6. Further, Billingsley contends that the trial court erred in admitting hearsay when Officer Donnelly testified that Officer Everson gave him a handgun, stating that “[Everson] found it underneath the stuff in the car.” But since Officer Everson later testified from first-hand knowledge that he had done so, any error was harmless.
Assad v. State,
7. Inasmuch as Billingsley was found not guilty of armed robbery as to Acevedo, he suffered no prejudice when his co-defendant, Hogan, was brought into the courtroom in jail attire for the purpose of allowing Acevedo to identify Hogan as the perpetrator of the armed robbery against her. Even were the foregoing deemed error, “it is irrefutable that error without resulting prejudice is harmless. . . .” (Citations and punctuation omitted.)
Cox v.
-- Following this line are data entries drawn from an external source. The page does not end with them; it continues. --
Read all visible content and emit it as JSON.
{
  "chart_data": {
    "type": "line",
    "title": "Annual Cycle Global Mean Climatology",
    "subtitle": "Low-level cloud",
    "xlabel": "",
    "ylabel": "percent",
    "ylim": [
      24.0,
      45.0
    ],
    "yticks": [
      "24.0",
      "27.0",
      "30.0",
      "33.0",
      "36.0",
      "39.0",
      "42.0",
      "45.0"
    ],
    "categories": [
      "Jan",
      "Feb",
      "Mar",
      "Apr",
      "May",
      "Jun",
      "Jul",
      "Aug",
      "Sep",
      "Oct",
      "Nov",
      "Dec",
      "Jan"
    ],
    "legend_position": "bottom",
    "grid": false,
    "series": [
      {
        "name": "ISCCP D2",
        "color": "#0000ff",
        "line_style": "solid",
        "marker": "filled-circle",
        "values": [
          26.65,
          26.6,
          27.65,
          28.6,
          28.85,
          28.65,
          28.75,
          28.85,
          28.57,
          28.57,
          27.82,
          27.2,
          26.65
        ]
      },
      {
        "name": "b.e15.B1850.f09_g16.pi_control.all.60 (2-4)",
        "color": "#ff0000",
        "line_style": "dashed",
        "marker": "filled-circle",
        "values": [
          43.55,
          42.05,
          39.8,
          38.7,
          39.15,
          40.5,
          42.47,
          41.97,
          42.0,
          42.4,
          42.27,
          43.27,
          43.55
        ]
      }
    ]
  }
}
State,
8. Finally, having reviewed the evidence in the light most favorable to the jury’s verdict, we find that a rational trier of fact could have found Billingsley guilty, beyond a reasonable doubt, of the armed robberies at issue. OCGA § 16-8-41 (a);
Jackson v. Virginia,
Judgment affirmed.
Notes
Hogan entered pleas of guilty separately to the armed robberies but refused to testify at trial, through counsel indicating that he would move to withdraw the guilty pleas.
Victim Parks identified co-defendant Hogan, not Billingsley, at the showup. Neither did he identify Billingsley at trial.